(xan) Kennen Sie den Kurier, der täglich auf einem Klapprad von Frankfurt nach
Słlubice und zurück fährt? Der in Anzug und Krawatte gekleidete Mann mit
dunklem Haar trägt Tag für Tag wichtige Informationen, Briefsendungen und
Ideen über die Grenze: unkontrolliert, unverzollt, illegal. Und doch erregt
er kein Aufsehen, fährt seelenruhig an den wartenden Autos vorbei, winkt
kurz mit seinem polnischen Personalausweis und fährt lächelnd an den Beamten
des Grenzschutzes vorbei. Seit er selbst im Fernsehen bei seiner täglichen
Dienstfahrt gezeigt wurde, wird er auch an der Grenze als "Herr Kurier"
begrüßt. Und warum ist all dies möglich? Sicherlich: Krzysztof Wojciechowski
ist ein gewitzter Mann, er weiß mit dem Risiko umzugehen, kalkuliert genau.

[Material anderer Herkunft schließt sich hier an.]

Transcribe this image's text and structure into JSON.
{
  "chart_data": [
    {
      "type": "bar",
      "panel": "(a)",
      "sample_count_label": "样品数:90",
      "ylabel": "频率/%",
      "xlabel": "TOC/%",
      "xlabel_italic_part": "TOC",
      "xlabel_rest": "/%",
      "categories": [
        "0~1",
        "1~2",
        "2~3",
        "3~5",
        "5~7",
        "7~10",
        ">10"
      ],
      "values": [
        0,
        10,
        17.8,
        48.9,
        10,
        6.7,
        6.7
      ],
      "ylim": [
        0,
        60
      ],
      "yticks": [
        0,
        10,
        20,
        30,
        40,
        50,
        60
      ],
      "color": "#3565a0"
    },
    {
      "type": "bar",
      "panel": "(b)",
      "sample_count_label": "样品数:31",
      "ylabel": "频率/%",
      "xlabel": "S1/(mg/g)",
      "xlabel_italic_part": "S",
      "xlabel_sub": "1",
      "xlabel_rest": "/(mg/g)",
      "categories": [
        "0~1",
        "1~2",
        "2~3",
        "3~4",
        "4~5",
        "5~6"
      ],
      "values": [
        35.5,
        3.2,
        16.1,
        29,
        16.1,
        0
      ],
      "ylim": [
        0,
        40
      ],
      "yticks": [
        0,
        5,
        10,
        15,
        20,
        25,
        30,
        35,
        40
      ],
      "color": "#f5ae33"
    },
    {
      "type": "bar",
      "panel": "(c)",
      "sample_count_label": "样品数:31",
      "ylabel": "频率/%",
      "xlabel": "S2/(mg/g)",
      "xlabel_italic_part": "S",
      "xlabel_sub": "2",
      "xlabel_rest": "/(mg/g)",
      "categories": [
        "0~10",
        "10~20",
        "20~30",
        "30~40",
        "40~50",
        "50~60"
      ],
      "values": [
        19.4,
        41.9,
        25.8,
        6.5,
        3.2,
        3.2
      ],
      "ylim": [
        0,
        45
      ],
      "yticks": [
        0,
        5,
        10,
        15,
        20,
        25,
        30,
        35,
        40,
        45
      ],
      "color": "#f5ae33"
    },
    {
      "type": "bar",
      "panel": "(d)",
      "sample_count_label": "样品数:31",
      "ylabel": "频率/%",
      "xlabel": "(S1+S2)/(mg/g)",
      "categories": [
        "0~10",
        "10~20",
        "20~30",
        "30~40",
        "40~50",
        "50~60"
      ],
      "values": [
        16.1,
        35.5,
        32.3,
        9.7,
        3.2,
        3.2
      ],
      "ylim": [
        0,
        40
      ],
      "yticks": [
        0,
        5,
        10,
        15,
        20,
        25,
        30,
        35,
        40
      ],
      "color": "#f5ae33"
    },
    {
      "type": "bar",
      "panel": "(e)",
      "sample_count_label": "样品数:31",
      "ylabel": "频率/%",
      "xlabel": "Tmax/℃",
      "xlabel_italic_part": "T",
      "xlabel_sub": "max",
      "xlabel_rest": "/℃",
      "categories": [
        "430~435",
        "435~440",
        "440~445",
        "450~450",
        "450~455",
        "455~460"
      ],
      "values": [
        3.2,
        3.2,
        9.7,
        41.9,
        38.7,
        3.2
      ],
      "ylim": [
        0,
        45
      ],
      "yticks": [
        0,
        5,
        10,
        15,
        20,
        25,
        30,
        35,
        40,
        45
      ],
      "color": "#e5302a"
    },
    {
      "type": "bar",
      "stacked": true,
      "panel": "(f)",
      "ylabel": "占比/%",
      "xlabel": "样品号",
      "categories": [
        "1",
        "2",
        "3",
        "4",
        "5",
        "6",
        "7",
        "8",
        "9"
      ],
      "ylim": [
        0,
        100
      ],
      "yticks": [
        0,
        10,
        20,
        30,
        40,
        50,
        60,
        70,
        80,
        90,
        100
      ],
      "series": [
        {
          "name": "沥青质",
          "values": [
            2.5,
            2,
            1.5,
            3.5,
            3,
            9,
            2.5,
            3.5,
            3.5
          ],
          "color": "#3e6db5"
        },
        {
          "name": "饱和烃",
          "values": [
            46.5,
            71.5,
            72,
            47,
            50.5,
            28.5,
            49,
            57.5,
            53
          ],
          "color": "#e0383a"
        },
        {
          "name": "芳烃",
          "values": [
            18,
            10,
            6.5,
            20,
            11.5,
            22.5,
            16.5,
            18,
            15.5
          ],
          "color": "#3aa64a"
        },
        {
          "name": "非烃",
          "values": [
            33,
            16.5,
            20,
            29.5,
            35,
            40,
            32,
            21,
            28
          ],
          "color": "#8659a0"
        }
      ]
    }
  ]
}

Auch sein Arbeitsplatz, das Collegium Polonicum, mag als Einrichtung dazu
beitragen, dass der unauffällige, unkontrollierte und zügige Grenzübertritt
möglich ist. Aber die eigentlich bahnbrechende Komponente in dieser
Konstellation ist das Klappfahrrad.
Wer kennt nicht das Gefühl von Wut und Verzweiflung, wenn sich
unversehens an der Grenze eine Schlange gebildet hat. Egal, ob
man schnell zum Bahnhof will, zu einer Vorlesung eilt, oder von einer
Erledigung zurückkehrt: die Unsicherheit, wie lange man warten muß, ist
schwer zu ertragen. Sie macht die Menschen unruhig und aggressiv. Auch
interessierte Zeitgenossen, die voller Bewunderung dem Treiben in der
Schlange folgen, egal ob Autos oder Fußgänger, werden nervös und beginnen
endlich die Paßkontrolle als solche zu verfluchen. Wie entspannt ist
hingegen der Grenzübertritt per Fahrrad: man läßt alle Wartenden hinter
sich, huscht an den Autos vorbei und schon ist man an der Abfertigung. Das
Risiko hinter einem litauischen Kleintransporter zum Stehen zu kommen, und
so unter Umständen wertvolle Minuten auf dem Weg zu einer Verabredung zu
verlieren, ist relativ gering.
Doch wie gefährlich der Weg vorbei an den Autotüren, wie sperrig jedes
Mountainbike oder Damenrad bei der Schlängelfahrt um motorisierte
Grenztouristen, die schon seit Viertelstunden im gedrosselten Schrittempo
vorangekommen sind! Wie groß die Gefahr, dass das Fahrrad dann in der Stadt
verschwindet. All diese Probleme lösen sich wie von selbst, wenn man erst
auf das Klapprad umgestiegen ist. Die volkspolnische Variante ist nicht
minder häßlich als die ostdeutsche, aber beide sind in der Anschaffung
kostengünstig, so sind jene Klappräder in Berlin bereits für 10 Euro zu
erwerben. Ist man erst stolzer Besitzer eines solchen Vehikels, möchte man
es nicht mehr missen. Um so besser, dass die Diebstahlrate bei den kleinen
Vertretern der Gattung Drahtesel deutlich geringer ist als bei ihren
ausgewachsenen Artgenossen. Das gemeine Klapprad ist unauffällig,
leicht, preiswert und es hat einen kurzen Lenker, mit dem man sich selbst durch
die schmalste Autolücke schlängeln kann.
Krzysztof Wojciechowski, der Kurier vom Dienst, hat diese Vorteile schon vor
Jahren erkannt und gibt so den Ton an in der Symphonie der leisen
Grenzübertritte, in der sich Tausende von Klängen zu einer dichten, kaum zu
vernehmenden Melodie vereinen, die bisher Tag ein Tag aus in den brachialen
Zündgeräuschen von Diesel- und Ottomotoren unterging.